Sophie Buyse, L’escarbilleuse

Ingénue Proserpine

Sophie BUYSEL’escar­billeuse, Talus d’ap­proche, 1995

buyse l'escarbilleuseA peine vient-on de décou­vrir Sophie Buyse avec La graphomane (pub­liée à Toulouse chez Patrice Thier­ry) que l’on a droit, déjà, à un deux­ième roman. S’y expri­ment une fois encore la jubi­la­tion créa­trice et l’éro­tomanie du jeune écrivain. Que s’est-il passé, quelles leçons de vie et quelles métamor­phoses depuis Mara-la-Graphomane jusqu’à Mar­cia-l’Escar­billeuse, depuis la blonde véni­tienne jusqu’à l’ex­il au pays noir ? Peut-être après tout n’est-ce qu’une ques­tion de point de vue. Quand l’amoureuse épis­to­laire s’ingé­ni­ait à jouer avec la mort par l’in­ter­mé­di­aire des mots, la petite grap­pilleuse de char­bon, de l’hôpi­tal où elle con­sole à l’a­cadémie où elle pose, a la mort sur son épaule comme un man­teau d’hiv­er : « Ce n’est pas elle qui touche la mort, /c’est la mort qui la touche », ain­si par­le l’épigraphe.

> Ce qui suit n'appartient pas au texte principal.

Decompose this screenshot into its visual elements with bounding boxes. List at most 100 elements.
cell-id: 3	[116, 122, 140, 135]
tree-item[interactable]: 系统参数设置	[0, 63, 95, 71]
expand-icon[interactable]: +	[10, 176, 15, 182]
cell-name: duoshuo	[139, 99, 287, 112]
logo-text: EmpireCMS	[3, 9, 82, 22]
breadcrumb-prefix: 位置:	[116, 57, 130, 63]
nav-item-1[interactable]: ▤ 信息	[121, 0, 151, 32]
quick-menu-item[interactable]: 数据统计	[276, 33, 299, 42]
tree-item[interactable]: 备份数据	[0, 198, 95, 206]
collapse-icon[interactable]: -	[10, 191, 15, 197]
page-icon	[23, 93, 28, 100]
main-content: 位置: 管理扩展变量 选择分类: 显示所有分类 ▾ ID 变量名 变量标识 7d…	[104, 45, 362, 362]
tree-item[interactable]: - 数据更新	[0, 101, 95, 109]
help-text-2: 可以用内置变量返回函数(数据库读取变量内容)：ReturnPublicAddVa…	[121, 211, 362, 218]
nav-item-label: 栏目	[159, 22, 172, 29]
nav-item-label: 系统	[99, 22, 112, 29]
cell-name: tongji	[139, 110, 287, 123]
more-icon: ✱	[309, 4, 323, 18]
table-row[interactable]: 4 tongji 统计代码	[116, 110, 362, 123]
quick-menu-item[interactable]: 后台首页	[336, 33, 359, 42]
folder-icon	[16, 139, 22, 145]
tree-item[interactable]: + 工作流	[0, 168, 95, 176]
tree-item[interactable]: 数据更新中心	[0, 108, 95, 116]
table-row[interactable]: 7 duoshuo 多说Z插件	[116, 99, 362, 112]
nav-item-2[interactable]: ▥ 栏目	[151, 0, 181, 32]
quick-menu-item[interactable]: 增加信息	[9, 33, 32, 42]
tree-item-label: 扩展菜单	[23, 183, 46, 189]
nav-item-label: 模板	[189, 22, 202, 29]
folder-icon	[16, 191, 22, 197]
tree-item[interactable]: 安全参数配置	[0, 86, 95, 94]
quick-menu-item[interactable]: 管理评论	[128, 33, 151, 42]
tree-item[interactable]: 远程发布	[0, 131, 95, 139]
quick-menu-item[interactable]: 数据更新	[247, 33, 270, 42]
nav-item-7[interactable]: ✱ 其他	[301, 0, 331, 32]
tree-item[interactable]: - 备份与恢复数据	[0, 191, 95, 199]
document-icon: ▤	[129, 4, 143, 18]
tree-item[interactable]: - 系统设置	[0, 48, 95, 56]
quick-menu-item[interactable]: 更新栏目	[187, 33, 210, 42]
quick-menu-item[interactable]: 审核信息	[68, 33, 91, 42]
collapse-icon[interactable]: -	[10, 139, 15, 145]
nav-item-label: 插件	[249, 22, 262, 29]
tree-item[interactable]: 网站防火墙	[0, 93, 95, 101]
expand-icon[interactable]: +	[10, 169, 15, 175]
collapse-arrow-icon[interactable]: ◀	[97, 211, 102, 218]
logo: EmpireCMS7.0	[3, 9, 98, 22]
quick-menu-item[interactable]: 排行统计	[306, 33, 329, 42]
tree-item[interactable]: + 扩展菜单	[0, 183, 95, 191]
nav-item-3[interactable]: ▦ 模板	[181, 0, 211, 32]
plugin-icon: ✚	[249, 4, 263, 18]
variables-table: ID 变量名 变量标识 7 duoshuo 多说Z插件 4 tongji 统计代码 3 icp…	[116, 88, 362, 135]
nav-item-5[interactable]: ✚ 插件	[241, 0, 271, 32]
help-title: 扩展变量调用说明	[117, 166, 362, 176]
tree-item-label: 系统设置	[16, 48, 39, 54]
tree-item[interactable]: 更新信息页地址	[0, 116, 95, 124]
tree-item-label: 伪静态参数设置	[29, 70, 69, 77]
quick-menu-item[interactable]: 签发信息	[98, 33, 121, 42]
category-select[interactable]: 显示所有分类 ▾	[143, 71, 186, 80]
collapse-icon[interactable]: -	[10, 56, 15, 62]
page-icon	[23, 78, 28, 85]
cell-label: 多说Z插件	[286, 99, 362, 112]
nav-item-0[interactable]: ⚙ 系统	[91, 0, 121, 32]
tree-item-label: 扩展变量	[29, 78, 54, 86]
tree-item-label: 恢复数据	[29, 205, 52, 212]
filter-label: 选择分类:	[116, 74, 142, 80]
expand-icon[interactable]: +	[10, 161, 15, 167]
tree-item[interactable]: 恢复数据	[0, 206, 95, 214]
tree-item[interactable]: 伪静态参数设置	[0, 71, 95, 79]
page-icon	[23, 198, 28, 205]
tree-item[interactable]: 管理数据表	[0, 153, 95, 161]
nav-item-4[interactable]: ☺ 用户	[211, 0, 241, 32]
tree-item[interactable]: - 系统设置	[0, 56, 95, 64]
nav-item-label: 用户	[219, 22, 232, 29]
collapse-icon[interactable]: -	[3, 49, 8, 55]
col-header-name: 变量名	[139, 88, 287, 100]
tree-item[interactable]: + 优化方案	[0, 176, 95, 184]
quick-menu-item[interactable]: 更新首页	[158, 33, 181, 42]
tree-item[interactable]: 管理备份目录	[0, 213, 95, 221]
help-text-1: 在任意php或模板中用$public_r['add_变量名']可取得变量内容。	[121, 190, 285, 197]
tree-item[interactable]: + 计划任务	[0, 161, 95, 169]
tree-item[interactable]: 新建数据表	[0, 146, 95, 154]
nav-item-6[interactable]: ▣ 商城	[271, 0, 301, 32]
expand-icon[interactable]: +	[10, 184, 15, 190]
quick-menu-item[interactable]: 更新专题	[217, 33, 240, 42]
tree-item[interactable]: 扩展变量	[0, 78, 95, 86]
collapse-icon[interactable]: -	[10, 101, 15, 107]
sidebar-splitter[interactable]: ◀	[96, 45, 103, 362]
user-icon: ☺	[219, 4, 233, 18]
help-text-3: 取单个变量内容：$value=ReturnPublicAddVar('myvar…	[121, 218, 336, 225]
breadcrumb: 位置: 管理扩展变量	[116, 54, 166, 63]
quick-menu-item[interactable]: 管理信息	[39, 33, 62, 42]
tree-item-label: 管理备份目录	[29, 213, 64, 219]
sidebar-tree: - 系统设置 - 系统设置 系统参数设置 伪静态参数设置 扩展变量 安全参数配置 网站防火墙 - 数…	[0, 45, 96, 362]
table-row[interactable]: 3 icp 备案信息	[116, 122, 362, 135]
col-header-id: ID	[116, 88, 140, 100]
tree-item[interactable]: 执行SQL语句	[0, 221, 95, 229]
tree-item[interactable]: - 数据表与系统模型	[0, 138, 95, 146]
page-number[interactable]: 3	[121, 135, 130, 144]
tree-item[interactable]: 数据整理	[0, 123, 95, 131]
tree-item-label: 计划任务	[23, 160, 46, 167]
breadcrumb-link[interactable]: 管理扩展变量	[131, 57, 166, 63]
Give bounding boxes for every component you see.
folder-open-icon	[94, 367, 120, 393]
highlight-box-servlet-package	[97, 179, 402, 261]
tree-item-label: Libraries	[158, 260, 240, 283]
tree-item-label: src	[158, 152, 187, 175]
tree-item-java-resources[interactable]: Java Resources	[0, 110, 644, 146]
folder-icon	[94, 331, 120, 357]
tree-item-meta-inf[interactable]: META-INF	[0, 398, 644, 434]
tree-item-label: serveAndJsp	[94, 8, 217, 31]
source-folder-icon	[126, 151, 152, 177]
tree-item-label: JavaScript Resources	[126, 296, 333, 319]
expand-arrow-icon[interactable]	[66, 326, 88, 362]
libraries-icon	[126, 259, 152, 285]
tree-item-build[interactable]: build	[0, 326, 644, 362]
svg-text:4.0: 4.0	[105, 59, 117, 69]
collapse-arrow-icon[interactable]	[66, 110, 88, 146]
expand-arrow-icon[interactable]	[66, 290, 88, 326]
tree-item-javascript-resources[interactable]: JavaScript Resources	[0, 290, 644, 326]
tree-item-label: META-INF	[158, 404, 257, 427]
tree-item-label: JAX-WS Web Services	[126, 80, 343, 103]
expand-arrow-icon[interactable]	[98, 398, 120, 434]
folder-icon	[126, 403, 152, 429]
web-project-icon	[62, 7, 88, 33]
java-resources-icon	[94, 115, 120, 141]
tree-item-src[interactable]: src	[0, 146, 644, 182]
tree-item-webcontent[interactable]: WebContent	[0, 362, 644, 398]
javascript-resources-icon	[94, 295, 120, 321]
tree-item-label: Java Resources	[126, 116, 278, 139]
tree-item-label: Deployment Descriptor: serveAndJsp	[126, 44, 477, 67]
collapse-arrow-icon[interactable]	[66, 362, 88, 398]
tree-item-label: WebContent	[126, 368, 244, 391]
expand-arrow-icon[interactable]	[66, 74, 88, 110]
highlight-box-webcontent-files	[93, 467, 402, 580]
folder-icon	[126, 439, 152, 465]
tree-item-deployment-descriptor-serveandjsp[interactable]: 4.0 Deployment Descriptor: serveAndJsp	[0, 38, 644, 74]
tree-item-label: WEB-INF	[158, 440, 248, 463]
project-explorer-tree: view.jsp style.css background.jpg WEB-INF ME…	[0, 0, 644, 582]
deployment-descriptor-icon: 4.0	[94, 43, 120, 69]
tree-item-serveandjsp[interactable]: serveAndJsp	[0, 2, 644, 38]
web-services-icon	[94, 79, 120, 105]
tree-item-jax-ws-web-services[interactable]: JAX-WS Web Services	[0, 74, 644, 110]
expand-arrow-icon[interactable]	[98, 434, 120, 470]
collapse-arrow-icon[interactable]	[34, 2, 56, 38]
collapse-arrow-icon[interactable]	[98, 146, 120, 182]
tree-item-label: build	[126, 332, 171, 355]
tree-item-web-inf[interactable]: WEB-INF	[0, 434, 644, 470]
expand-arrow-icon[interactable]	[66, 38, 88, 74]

Car il y a beau­coup de points com­muns entre les deux romans, et sans doute n’est-ce pas sur­prenant de la part d’un auteur qui habille et ha­bite à ce point le « sujet » qu’il traite. Si nous avons quit­té l’I­tal­ie pour ces régions si tristes et si belles du Cen­tre et du Bori­nage (une jeune Brux­el­loise en mal d’ex­is­ter est venue y faire du bénévolat), nous restons dans un univers con­sti­tué de tant de super­po­si­tions métapho­riques qu’il finit par ressem­bler à un oignon (savoureux). Si nous avons délais­sé le domaine de la let­tre d’amour pour explor­er celui de la pein­ture, nous avons tou­jours affaire, pris que nous sommes dans un extra­or­di­naire réseau de cor­re­spon­dances, à ce qui fut la ten­ta­tion d’une somme (la pein­ture comme art, comme art de vivre, comme thérapie) et qui demeure en ten­sions, en élans de désir. Ici, chaque objet est l’ob­jet d’une transsub­stan­ti­a­tion par le rêve. Les per­son­nages ne parais­sent exis­ter que comme modal­ités divers­es d’un même fan­tasme, mâ­chés et trans­for­més sans fin par une nar­ra­trice qui a bien du mal à s’ef­fac­er. Il faut atten­dre beau­coup (l’amour), et l’avène­ment de Mar­cia comme héroïne défini­tive, pour qu’ils sor­tent du songe et se déploient dans l’e­space. Donc Mar­cia arrive à La Docherie, près de Marchi­enne-au-Pont, pour « accom­pa­g­n­er » dans leur souf­france les grands malades d’un hôpi­tal. Donc elle voudrait faire le deuil du grand amour (en par­tie épis­to­laire) qu’elle a éprou­vé pour un grand écrivain. Donc elle ren­contre Datu­ra à la morgue, qui lui pro­pose de venir pos­er le soir dans l’a­cadémie où il en­seigne. Donc sa vie est art cré­pus­cu­laire et pro­menades salu­taires par­mi les ter­rils, sous l’œil bien­veil­lant du mon­stre-Cock­er­ill. (Elle dé­couvre « L’Homme à Moulons » de la Chapelle des Seigneurs, lors d’une escapade à Bous­su-en-Bori­nage !). Enfin elle ren­con­tre Fran­co, jeune artiste-ouvri­er sicilien qui répare sa bicy­clette avant de répar­er son cœur. Donc, quelques scènes encore de vio­lence, et puis ré­conciliation finale de l’art, de l’amour et du pro­lé­tari­at dans la scène de l’u­sine où Mar­cia pré­pare une expo­si­tion.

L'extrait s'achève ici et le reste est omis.